Metabolic Dysfunction‐Associated Fatty Liver Disease: From Pathogenesis to Treatment
Zhifu Cui, Xiaxia Du, Felix Kwame Amevor, Yaoyao Xia, You Yang, Lingbin LiuABSTRACT
Metabolic dysfunction‐associated fatty liver disease (MAFLD) has become the most prevalent chronic liver disease worldwide and represents a major hepatic manifestation of systemic metabolic dysfunction. The disease is closely linked to obesity and insulin resistance and progresses from simple hepatic steatosis to metabolic dysfunction‐associated steatohepatitis, fibrosis, cirrhosis, and hepatocellular carcinoma. Increasing evidence indicates that MAFLD pathogenesis involves complex interactions among dysregulated lipid metabolism, mitochondrial dysfunction, oxidative stress, inflammatory signaling, bile acid imbalance, and gut microbiota‐derived metabolites, reflecting the systemic and multifactorial nature of the disease. However, despite substantial progress in understanding these mechanisms, the integrated regulatory networks driving MAFLD progression and their translational therapeutic implications remain incompletely characterized.
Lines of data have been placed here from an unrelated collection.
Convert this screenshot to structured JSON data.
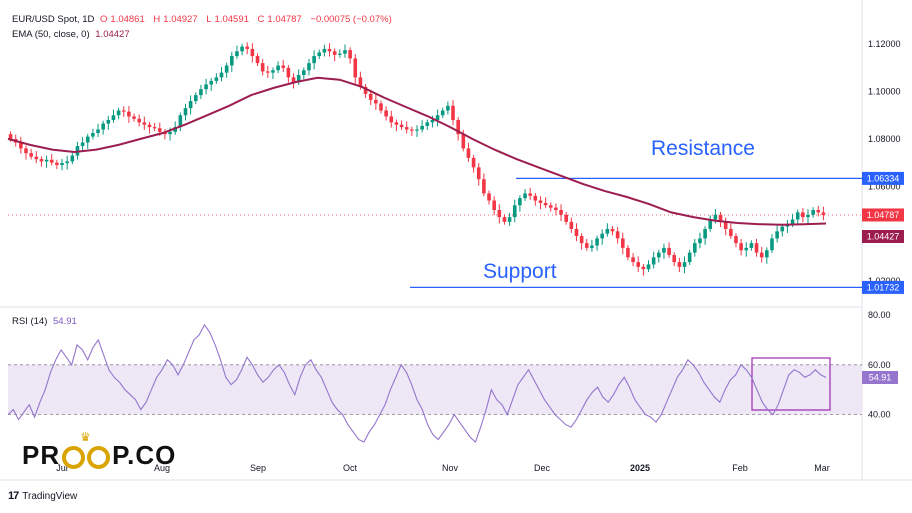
{
  "header": {
    "symbol": "EUR/USD Spot, 1D",
    "open_label": "O",
    "open": "1.04861",
    "high_label": "H",
    "high": "1.04927",
    "low_label": "L",
    "low": "1.04591",
    "close_label": "C",
    "close": "1.04787",
    "change": "−0.00075 (−0.07%)",
    "ema_label": "EMA (50, close, 0)",
    "ema_value": "1.04427"
  },
  "rsi_header": {
    "label": "RSI (14)",
    "value": "54.91"
  },
  "annotations": {
    "resistance": "Resistance",
    "support": "Support"
  },
  "price_badges": {
    "resistance": "1.06334",
    "close": "1.04787",
    "ema": "1.04427",
    "support": "1.01732",
    "rsi": "54.91"
  },
  "branding": {
    "logo_left": "PR",
    "logo_right": "P.CO",
    "platform": "TradingView"
  },
  "colors": {
    "up": "#089981",
    "down": "#f23645",
    "ema": "#9c1d4f",
    "rsi": "#9575cd",
    "levels": "#2962ff",
    "rsi_band": "#ede7f6",
    "close_badge": "#f23645",
    "ema_badge": "#9c1d4f"
  },
  "chart_data": [
    {
      "type": "candlestick",
      "title": "EUR/USD Spot, 1D",
      "x_tick_labels": [
        "Jul",
        "Aug",
        "Sep",
        "Oct",
        "Nov",
        "Dec",
        "2025",
        "Feb",
        "Mar"
      ],
      "y_tick_labels": [
        "1.12000",
        "1.10000",
        "1.08000",
        "1.06000",
        "1.04000",
        "1.02000"
      ],
      "ylim": [
        1.012,
        1.126
      ],
      "levels": {
        "resistance": 1.06334,
        "support": 1.01732
      },
      "close_series": [
        1.08,
        1.0785,
        1.076,
        1.074,
        1.0725,
        1.0715,
        1.0705,
        1.0712,
        1.07,
        1.069,
        1.0698,
        1.0705,
        1.073,
        1.077,
        1.0785,
        1.081,
        1.0825,
        1.084,
        1.0865,
        1.088,
        1.09,
        1.092,
        1.0915,
        1.0895,
        1.0885,
        1.087,
        1.086,
        1.085,
        1.0845,
        1.083,
        1.082,
        1.083,
        1.085,
        1.09,
        1.093,
        1.096,
        1.0985,
        1.101,
        1.103,
        1.1045,
        1.106,
        1.108,
        1.111,
        1.115,
        1.117,
        1.119,
        1.118,
        1.115,
        1.112,
        1.1085,
        1.108,
        1.109,
        1.111,
        1.11,
        1.106,
        1.104,
        1.107,
        1.109,
        1.112,
        1.115,
        1.1165,
        1.118,
        1.117,
        1.1155,
        1.116,
        1.1175,
        1.114,
        1.106,
        1.102,
        1.099,
        1.0965,
        1.095,
        1.092,
        1.0895,
        1.087,
        1.086,
        1.085,
        1.084,
        1.0835,
        1.084,
        1.0855,
        1.087,
        1.088,
        1.09,
        1.092,
        1.094,
        1.088,
        1.082,
        1.076,
        1.072,
        1.068,
        1.063,
        1.057,
        1.054,
        1.05,
        1.047,
        1.045,
        1.047,
        1.052,
        1.055,
        1.057,
        1.056,
        1.054,
        1.053,
        1.052,
        1.051,
        1.05,
        1.048,
        1.045,
        1.042,
        1.039,
        1.036,
        1.034,
        1.035,
        1.038,
        1.04,
        1.042,
        1.041,
        1.038,
        1.034,
        1.03,
        1.028,
        1.026,
        1.025,
        1.027,
        1.03,
        1.032,
        1.034,
        1.031,
        1.028,
        1.026,
        1.028,
        1.032,
        1.036,
        1.038,
        1.042,
        1.046,
        1.048,
        1.045,
        1.042,
        1.039,
        1.036,
        1.033,
        1.034,
        1.036,
        1.032,
        1.03,
        1.033,
        1.038,
        1.041,
        1.043,
        1.044,
        1.046,
        1.049,
        1.047,
        1.048,
        1.05,
        1.049,
        1.0479
      ],
      "ema50_series": [
        1.08,
        1.0775,
        1.0755,
        1.0745,
        1.0755,
        1.0775,
        1.08,
        1.0825,
        1.086,
        1.09,
        1.094,
        1.0985,
        1.1015,
        1.104,
        1.1058,
        1.105,
        1.102,
        1.0975,
        1.0935,
        1.0895,
        1.085,
        1.08,
        1.0755,
        1.0715,
        1.068,
        1.0645,
        1.061,
        1.058,
        1.0555,
        1.0525,
        1.049,
        1.047,
        1.0455,
        1.0445,
        1.044,
        1.0438,
        1.044,
        1.0443
      ]
    },
    {
      "type": "line",
      "title": "RSI (14)",
      "y_tick_labels": [
        "80.00",
        "60.00",
        "40.00"
      ],
      "ylim": [
        25,
        82
      ],
      "band": [
        40,
        60
      ],
      "last_value": 54.91,
      "values": [
        40,
        42,
        38,
        41,
        44,
        39,
        45,
        50,
        57,
        62,
        66,
        63,
        60,
        68,
        66,
        62,
        67,
        70,
        64,
        58,
        55,
        53,
        50,
        48,
        46,
        42,
        45,
        50,
        55,
        58,
        62,
        60,
        56,
        60,
        65,
        70,
        72,
        76,
        73,
        68,
        62,
        55,
        52,
        54,
        58,
        63,
        60,
        56,
        53,
        55,
        58,
        60,
        57,
        52,
        48,
        55,
        60,
        62,
        58,
        55,
        50,
        45,
        42,
        40,
        36,
        33,
        30,
        29,
        33,
        36,
        40,
        44,
        50,
        55,
        60,
        57,
        52,
        46,
        42,
        36,
        32,
        30,
        33,
        36,
        40,
        37,
        34,
        31,
        29,
        35,
        42,
        50,
        46,
        44,
        40,
        46,
        52,
        55,
        58,
        54,
        50,
        46,
        43,
        40,
        38,
        36,
        35,
        38,
        42,
        46,
        49,
        51,
        47,
        45,
        48,
        52,
        55,
        51,
        46,
        43,
        40,
        39,
        37,
        40,
        45,
        50,
        55,
        58,
        62,
        60,
        57,
        53,
        50,
        47,
        45,
        50,
        54,
        56,
        60,
        58,
        55,
        50,
        45,
        42,
        40,
        44,
        50,
        56,
        58,
        57,
        55,
        56,
        58,
        56,
        54.91
      ]
    }
  ]
}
In this review, we comprehensively summarize recent advances in the molecular mechanisms underlying MAFLD, focusing on metabolic dysregulation, cellular stress responses, inflammatory pathways, and regulated cell death processes. We further highlight the critical role of interorgan communication particularly the adipose–liver and gut–liver axes and discuss emerging evidence on extracellular vesicles (EVs) as mediators of metabolic and inflammatory signaling. Finally, we evaluate current and potential therapeutic strategies, emphasizing the diagnostic and therapeutic promise of EV‐based approaches in MAFLD management, and identifying emerging molecular targets for improved intervention and future clinical translation opportunities.